Avec leurs compagnes salariées à l'extérieur («c'est bien aussi pour l'ouverture d'esprit !»), les deux frères arrivent à prendre des congés grâce à la présence du salarié et ils veillent à maintenir une ambiance de travail agréable. «On partage des moments festifs, c'est important pour travailler efficacement. De même, je veille à entretenir de bonnes relations avec les autres habitants du village, qui sont habitués aux vaches puisqu'il reste encore des élevages à Méry-le-Bataille», poursuit Philippe Carlier.

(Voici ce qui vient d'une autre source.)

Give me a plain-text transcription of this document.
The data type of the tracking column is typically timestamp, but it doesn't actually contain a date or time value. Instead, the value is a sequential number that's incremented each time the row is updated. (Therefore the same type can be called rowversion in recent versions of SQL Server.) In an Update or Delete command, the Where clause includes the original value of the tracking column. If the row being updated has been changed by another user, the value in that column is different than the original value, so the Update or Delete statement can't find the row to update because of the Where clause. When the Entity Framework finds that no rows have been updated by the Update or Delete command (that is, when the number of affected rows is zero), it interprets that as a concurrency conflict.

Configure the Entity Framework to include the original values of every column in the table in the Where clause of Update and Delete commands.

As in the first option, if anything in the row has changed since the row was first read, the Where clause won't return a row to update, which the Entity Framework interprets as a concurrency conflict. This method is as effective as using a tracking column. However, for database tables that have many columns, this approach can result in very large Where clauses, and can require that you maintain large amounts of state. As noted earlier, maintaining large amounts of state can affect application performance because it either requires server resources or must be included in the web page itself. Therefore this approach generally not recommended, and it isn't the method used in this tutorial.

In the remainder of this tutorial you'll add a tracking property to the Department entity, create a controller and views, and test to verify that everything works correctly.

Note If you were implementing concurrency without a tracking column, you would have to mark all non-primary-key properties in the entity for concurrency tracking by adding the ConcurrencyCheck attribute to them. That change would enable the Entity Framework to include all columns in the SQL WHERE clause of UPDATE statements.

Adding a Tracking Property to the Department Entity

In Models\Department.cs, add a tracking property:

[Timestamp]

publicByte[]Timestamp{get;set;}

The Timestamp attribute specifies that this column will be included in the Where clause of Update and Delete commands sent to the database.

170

Les deux frères ont investi dans du matériel classique et construit un hangar de 400 m2 sous lequel ils peuvent l'entretenir à l'abri. «Nous faisons en sorte d'améliorer les conditions d'élevage de nos animaux, mais aussi de nos conditions de travail. Pour continuer, nous nous donnons toutes les chances, même si les marchés restent instables. Nos objectifs sont de vivre de notre métier, de rembourser nos emprunts et de pérenniser l'exploitation en avançant raisonnablement, à hauteur de nos capacités de travail et d'investissement. Nous réfléchissons à engraisser une partie de nos veaux mâles, actuellement vendus à 6-8 mois, pour gagner en valeur ajoutée», avance Philippe Carlier.
Avec lui aux manettes de l'élevage, Christian aux productions végétales et leur salarié en renfort, voilà une belle équipe de jeunes à qui travailler ne fait pas peur et donne le sourire.
Engagement syndical : «pour garder des agriculteurs, l'État doit les aider»
Philippe Carlier fait partie de JA 60 depuis ses 20 ans. Avec le président de Maignelay-Saint Just, Dominique Bastien, il s'est réinvesti pour 2 ans, le temps de mettre en place la nouvelle équipe.
Le jeune exploitant se bat pour que les contraintes administratives soient allégées et que l'État et l'Europe respectent leurs engagements de paiements de primes Pac. «On reçoit les aides en plusieurs paiements étalés et de plus en plus tardifs, c'est inadmissible ! Comment gérer une trésorerie dans ces conditions ? Les décisions sont prises en dépit de la réalité de notre métier !», se désole-t-il.
Pour preuve, après 10 ans d'engagement en MAE, il va abandonner : de nouvelles contraintes ajoutées en dernière minute, des pratiques plus coûteuses et des paiements très en retard. «À ce compte-là, on ne s'y retrouve pas, c'est vraiment dommage. Si on veut garder des agriculteurs et une production en France tout en respectant l'environnement, il faut que les pouvoirs publics décident d'une politique réaliste et adaptée aux enjeux et aux besoins. La passion nous fait avancer, mais nous devons nous sentir soutenus.»